102207429 / Expedia

數據科學與大數據分析
0 stars 0 forks source link

Highly Correlated Attributes #11

Open 102207429 opened 7 years ago

102207429 commented 7 years ago

I use R and find out the attributes which are highly correlated to price(our target). I think we should get rid of them, because they have no contribution to our prediction. (p.s. I've taken out the 17 attributes that are not in type numeric, and defined highly correlated as correlation coefficient > 0.8.) The result was 97 attributes left. I'll just use these 97 attributes to analysis if you think it's alright. Or maybe I can adjust the definition of "highly correlated"?

GregoryWu commented 7 years ago

In python, to find out the correlation between Y and each x can be done with: FeatureCorrelate = train.corr()["price_doc"]

May I know the 17 attributes you've taken out are all lowly correlated to Y? Did you combine features from training data set and macro data set together? When combine, the total number of features will be more than 300.

in terms of highly correlated features, I think we can group them to several groups, then use PCA to compress them. For instance, x1,x2,x3 are highly correlated, x4,x5,x6 are highly correlated. After applying PCA, x1,x2,x3 will become one feature and the other three become another feature.

May be you can send your R code, then I will try to write them into python:)

102207429 commented 7 years ago

oh, I've just used training data set. Should I use both of them combined?

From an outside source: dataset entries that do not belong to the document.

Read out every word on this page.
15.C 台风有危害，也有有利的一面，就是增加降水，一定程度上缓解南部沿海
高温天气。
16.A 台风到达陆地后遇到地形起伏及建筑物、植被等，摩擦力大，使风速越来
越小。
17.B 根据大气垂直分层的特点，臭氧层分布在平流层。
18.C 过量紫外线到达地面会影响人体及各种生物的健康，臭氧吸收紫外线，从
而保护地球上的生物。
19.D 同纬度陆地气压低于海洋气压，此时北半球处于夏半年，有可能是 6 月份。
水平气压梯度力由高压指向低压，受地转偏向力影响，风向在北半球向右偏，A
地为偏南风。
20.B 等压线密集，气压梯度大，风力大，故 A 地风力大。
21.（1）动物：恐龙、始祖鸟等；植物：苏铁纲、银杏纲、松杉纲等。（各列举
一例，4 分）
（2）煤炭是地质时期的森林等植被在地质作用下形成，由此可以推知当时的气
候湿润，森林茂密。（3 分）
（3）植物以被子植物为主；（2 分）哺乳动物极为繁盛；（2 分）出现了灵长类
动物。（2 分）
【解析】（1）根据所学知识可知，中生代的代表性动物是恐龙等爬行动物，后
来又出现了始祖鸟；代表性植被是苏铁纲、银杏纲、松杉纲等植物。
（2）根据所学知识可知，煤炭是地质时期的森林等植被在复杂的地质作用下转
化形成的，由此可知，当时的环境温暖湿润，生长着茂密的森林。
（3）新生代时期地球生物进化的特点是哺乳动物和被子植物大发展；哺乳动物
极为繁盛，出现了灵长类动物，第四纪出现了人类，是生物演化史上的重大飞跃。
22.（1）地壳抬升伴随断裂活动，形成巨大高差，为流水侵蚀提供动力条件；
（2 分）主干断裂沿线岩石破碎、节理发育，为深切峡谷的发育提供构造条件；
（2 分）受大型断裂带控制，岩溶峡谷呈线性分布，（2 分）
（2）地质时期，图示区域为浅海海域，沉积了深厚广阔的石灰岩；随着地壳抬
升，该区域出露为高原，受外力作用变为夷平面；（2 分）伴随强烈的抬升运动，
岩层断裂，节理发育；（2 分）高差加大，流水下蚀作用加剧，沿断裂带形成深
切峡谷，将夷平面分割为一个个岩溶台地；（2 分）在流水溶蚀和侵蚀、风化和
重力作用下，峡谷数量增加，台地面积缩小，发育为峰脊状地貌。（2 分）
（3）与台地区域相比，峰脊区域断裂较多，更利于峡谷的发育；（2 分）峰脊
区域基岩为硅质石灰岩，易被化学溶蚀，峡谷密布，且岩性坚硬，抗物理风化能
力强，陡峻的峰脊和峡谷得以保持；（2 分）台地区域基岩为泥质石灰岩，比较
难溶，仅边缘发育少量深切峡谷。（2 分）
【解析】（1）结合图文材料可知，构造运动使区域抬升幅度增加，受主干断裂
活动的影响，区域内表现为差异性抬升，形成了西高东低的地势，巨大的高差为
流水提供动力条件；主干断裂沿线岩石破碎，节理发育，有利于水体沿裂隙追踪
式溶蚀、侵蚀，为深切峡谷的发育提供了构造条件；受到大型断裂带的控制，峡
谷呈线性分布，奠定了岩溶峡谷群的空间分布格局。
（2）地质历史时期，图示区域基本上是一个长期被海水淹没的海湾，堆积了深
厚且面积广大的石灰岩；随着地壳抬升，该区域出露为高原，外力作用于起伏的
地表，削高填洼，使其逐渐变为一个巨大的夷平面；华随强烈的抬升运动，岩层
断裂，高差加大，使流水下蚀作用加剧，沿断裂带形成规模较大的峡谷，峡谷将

Group them is a good idea. I've put my R code in the Code area in Github, maybe you can take a look at it. I filled the missing values first, then remove the redundant features. (here we can just group them instead of remove them) Finally I rank features by importance. (R runs really slowly here, maybe python can get more quickly)

GregoryWu commented 7 years ago

Yes! it's better to combine both of the files together, because economically, the real estate price is highly correlated with "macro data set".

How do you combine the redundant features with others?

I will check your code on Tuesday night. For more details, we will discuss on Wednesday.